Saturday, September 23, 2017

Learning to Persevere

Today I asked my third graders, "When is a number rounded to the nearest ten greater than when rounded to the nearest hundred?"
We had just finished a problem where they had to round 315 and 558 to the nearest ten and hundred.  My students were getting stuck on rounding 3-digit numbers to the nearest ten but they started getting the hang of it. That was when I posed the question. I was hoping they would see the pattern and then we could discuss why.   Well, it didn't quite go as I planned.

In the past, after about 15 minutes I would have just told them the answer I wanted to hear, but today I made them press on.  It was uncomfortable for them and me!  I made them take a stretch break.  I told them there are mathematical questions in the world that still have never been answered, like the Hailstorm Sequence we worked on the first week from the Week in Math. (I assured them there was an answer to this question.)

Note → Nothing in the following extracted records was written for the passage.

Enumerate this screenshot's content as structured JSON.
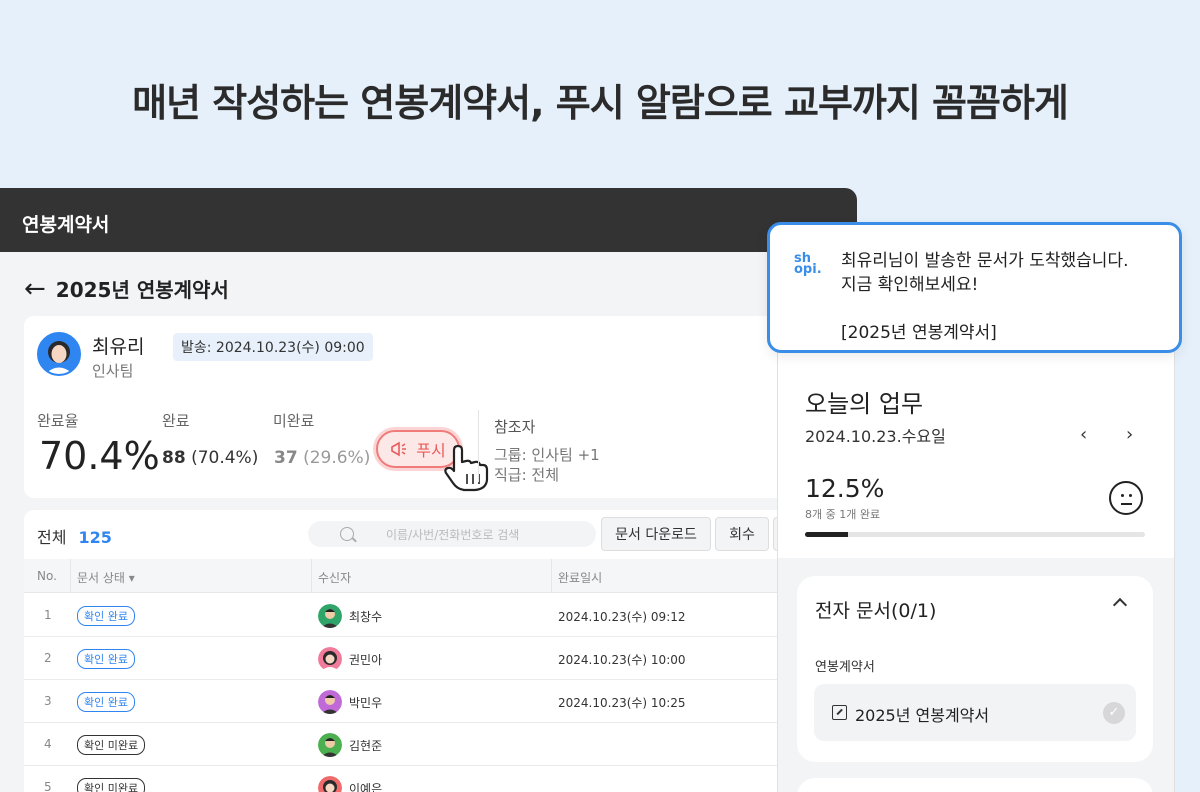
{
  "headline": "매년 작성하는 연봉계약서, 푸시 알람으로 교부까지 꼼꼼하게",
  "window": {
    "title": "연봉계약서",
    "page_title": "2025년 연봉계약서",
    "sender": {
      "name": "최유리",
      "team": "인사팀",
      "sent_badge": "발송: 2024.10.23(수) 09:00"
    },
    "stats": {
      "rate_label": "완료율",
      "rate_value": "70.4%",
      "done_label": "완료",
      "done_count": "88",
      "done_pct": "(70.4%)",
      "undone_label": "미완료",
      "undone_count": "37",
      "undone_pct": "(29.6%)"
    },
    "push_label": "푸시",
    "refs": {
      "title": "참조자",
      "group": "그룹: 인사팀 +1",
      "rank": "직급: 전체"
    },
    "table": {
      "total_label": "전체",
      "total_count": "125",
      "search_placeholder": "이름/사번/전화번호로 검색",
      "download_label": "문서 다운로드",
      "revoke_label": "회수",
      "headers": {
        "no": "No.",
        "status": "문서 상태 ▾",
        "recipient": "수신자",
        "completed_at": "완료일시"
      },
      "rows": [
        {
          "no": "1",
          "status": "확인 완료",
          "name": "최창수",
          "date": "2024.10.23(수) 09:12"
        },
        {
          "no": "2",
          "status": "확인 완료",
          "name": "권민아",
          "date": "2024.10.23(수) 10:00"
        },
        {
          "no": "3",
          "status": "확인 완료",
          "name": "박민우",
          "date": "2024.10.23(수) 10:25"
        },
        {
          "no": "4",
          "status": "확인 미완료",
          "name": "김현준",
          "date": ""
        },
        {
          "no": "5",
          "status": "확인 미완료",
          "name": "이예은",
          "date": ""
        }
      ]
    }
  },
  "notification": {
    "logo": "sh opi.",
    "line1": "최유리님이 발송한 문서가 도착했습니다.",
    "line2": "지금 확인해보세요!",
    "line3": "[2025년 연봉계약서]"
  },
  "mobile": {
    "title": "오늘의 업무",
    "date": "2024.10.23.수요일",
    "prev": "‹",
    "next": "›",
    "percent": "12.5%",
    "percent_sub": "8개 중 1개 완료",
    "progress": 0.125,
    "doc_section_title": "전자 문서(0/1)",
    "doc_category": "연봉계약서",
    "doc_name": "2025년 연봉계약서"
  },
  "colors": {
    "accent": "#2f86f0",
    "push": "#e95c5c",
    "header_bar": "#333333",
    "background": "#e6f0fb"
  }
}
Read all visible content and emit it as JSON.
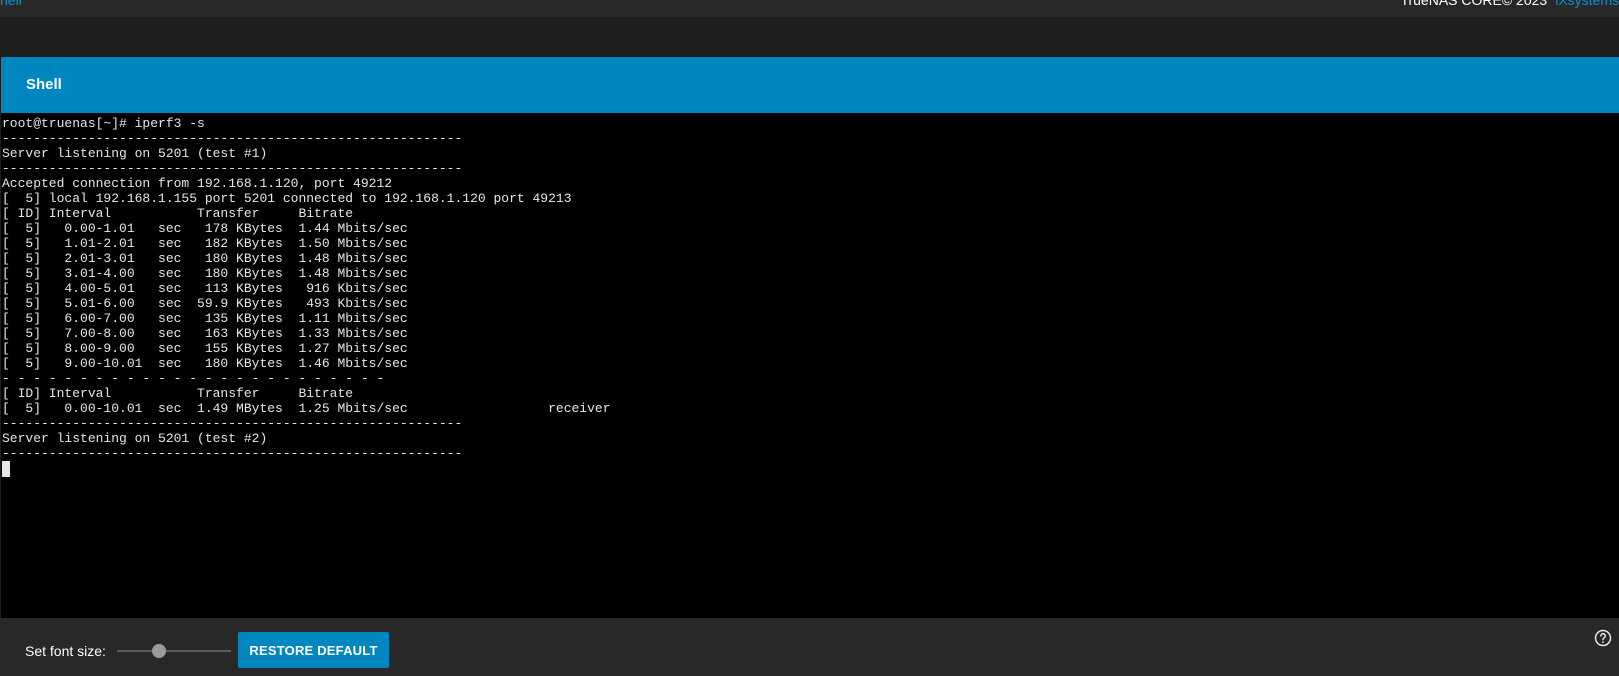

They used open number lines on their dry erase boards to find the nearest tens and hundreds and I recorded the results on the board.  At first I only had written the 315 and 558 on the board.  They sat there looking back and forth and couldn't notice anything! I gave them more numbers to round and they told me how to sort them on the board.  I could tell this was the first time they were asked to think about a problem like this.  I made sure to give them numbers that had 2, 3, 4, 6, 7, 8 and 9 in the tens place.
I was hoping they would notice the pattern in the tens place.  The only thing they noticed that they could explain was that when rounding to the nearest ten, the hundreds place always stays the same and when rounding to the nearest hundred the hundreds place can stay the same or go up.

A couple of times I told them that we should stop and try again later or another day because I seemed more interested in figuring it out then they were.  They didn't want that.
Eventually I had to stop them.  I took out my phone and took the picture and told them to keep thinking about it because we would be looking at this again next week.   They were mostly shocked that I ended it with explaining the answer to them!

I was happy that they wanted to keep going and not give up (which I told them many times) but disappointed that I didn't know if there was more I could do to pull it out of them without giving it to them.  I am looking forward to learning how to do this better this year!

1 comment:

  1. Oh I have to add one thing. They did notice that when you round a number with a 9 in the tens place if it rounds up the hundreds place changed also and the nearest tens and hundreds would be equal! Even though they didn't get where I wanted them to be they really got rounding to the nearest ten which is awesome!